By Sam Tobin and Michael Holden
LONDON (Reuters) – High-profile British broadcaster Piers Morgan, the former editor of British tabloid the Daily Mirror, knew about phone hacking at the newspaper, a judge at London’s High Court ruled on Friday in a lawsuit brought by Prince Harry and others.
Morgan, who now works for News Corp and has often publicly criticised Harry and his U.S. wife Meghan, has always denied any involvement in, or knowledge of, phone-hacking or other illegal or unlawful activity.
Judge Timothy Fancourt ruled on Friday that Harry had been a victim of phone-hacking and other unlawful behaviour by journalists at Mirror Group Newspapers, and said editors had been aware of what was going on.
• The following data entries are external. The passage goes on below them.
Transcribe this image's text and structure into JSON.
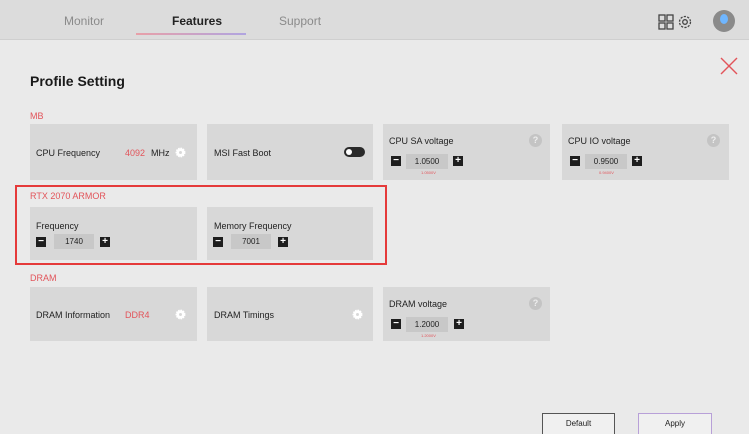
{
  "tabs": [
    {
      "label": "Monitor",
      "active": false
    },
    {
      "label": "Features",
      "active": true
    },
    {
      "label": "Support",
      "active": false
    }
  ],
  "header_icons": [
    "grid-icon",
    "gear-icon",
    "avatar"
  ],
  "page": {
    "title": "Profile Setting",
    "close_icon": "close-icon"
  },
  "sections": {
    "mb": "MB",
    "gpu": "RTX 2070 ARMOR",
    "dram": "DRAM"
  },
  "mb": {
    "cpu_frequency": {
      "label": "CPU Frequency",
      "value": "4092",
      "unit": "MHz"
    },
    "fast_boot": {
      "label": "MSI Fast Boot",
      "on": true
    },
    "cpu_sa": {
      "label": "CPU SA voltage",
      "value": "1.0500",
      "hint": "1.0500V"
    },
    "cpu_io": {
      "label": "CPU IO voltage",
      "value": "0.9500",
      "hint": "0.9400V"
    }
  },
  "gpu": {
    "frequency": {
      "label": "Frequency",
      "value": "1740"
    },
    "memory_frequency": {
      "label": "Memory Frequency",
      "value": "7001"
    }
  },
  "dram": {
    "info": {
      "label": "DRAM Information",
      "value": "DDR4"
    },
    "timings": {
      "label": "DRAM Timings"
    },
    "voltage": {
      "label": "DRAM voltage",
      "value": "1.2000",
      "hint": "1.2000V"
    }
  },
  "buttons": {
    "default": "Default",
    "apply": "Apply"
  },
  "stepper": {
    "minus": "−",
    "plus": "+"
  },
  "colors": {
    "accent": "#e2545a",
    "highlight_box": "#e53a3a",
    "card": "#d8d8d8"
  }
}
Omid Scobie, co-author of “Finding Freedom”, an unofficial 2020 biography of Harry and Meghan, had given evidence that Morgan was “reassured” over a 2002 story about singer Kylie Minogue and her then partner James Gooding after being told it had come from voicemail interception.
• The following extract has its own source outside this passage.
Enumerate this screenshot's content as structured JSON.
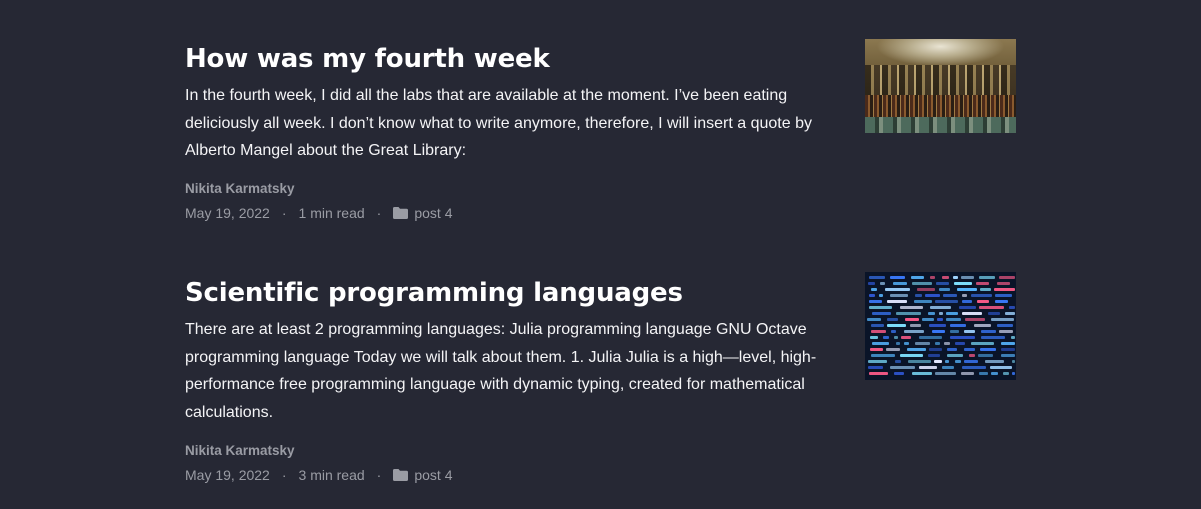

Mirror Group Newspapers (MGN), the publisher of the Daily Mirror, Sunday Mirror and Sunday People, questioned Scobie about his motives in giving evidence in support of Harry’s case.
But Fancourt said in his written ruling on Friday that Scobie was “a straightforward and reliable witness”.
“I accept what he said about Mr Morgan’s involvement in the Minogue/Gooding story,” the judge added. “No evidence was called by MGN to contradict it.”
Morgan declined to comment on the judge’s findings.
Fancourt also said in his ruling that there is “compelling evidence that the editors of each newspaper knew very well that (voicemail interception) was being used extensively and habitually and that they were happy to take the benefits of it”.
The judge said editors were also happy to take the benefits of “connected and related” unlawful information gathering by MGN journalists and private investigators.
Sly Bailey – chief executive of MGN’s then parent company Trinity Mirror, now known as Reach, between 2003 and 2012 – was also found to have known about the habitual use of phone-hacking and other unlawful information gathering.
Bailey gave evidence in May that she had “no knowledge of these activities” and that revelations of unlawful acts were “a matter of great regret”.
However, Fancourt found that Bailey and Paul Vickers, Trinity Mirror’s group legal director until 2014, “knew about – or, which amounts to the same thing, turned a blind eye to – the extensive and habitual” unlawful information gathering at MGN.
After the ruling, Harry called on regulators and the police to investigate potential criminal offences.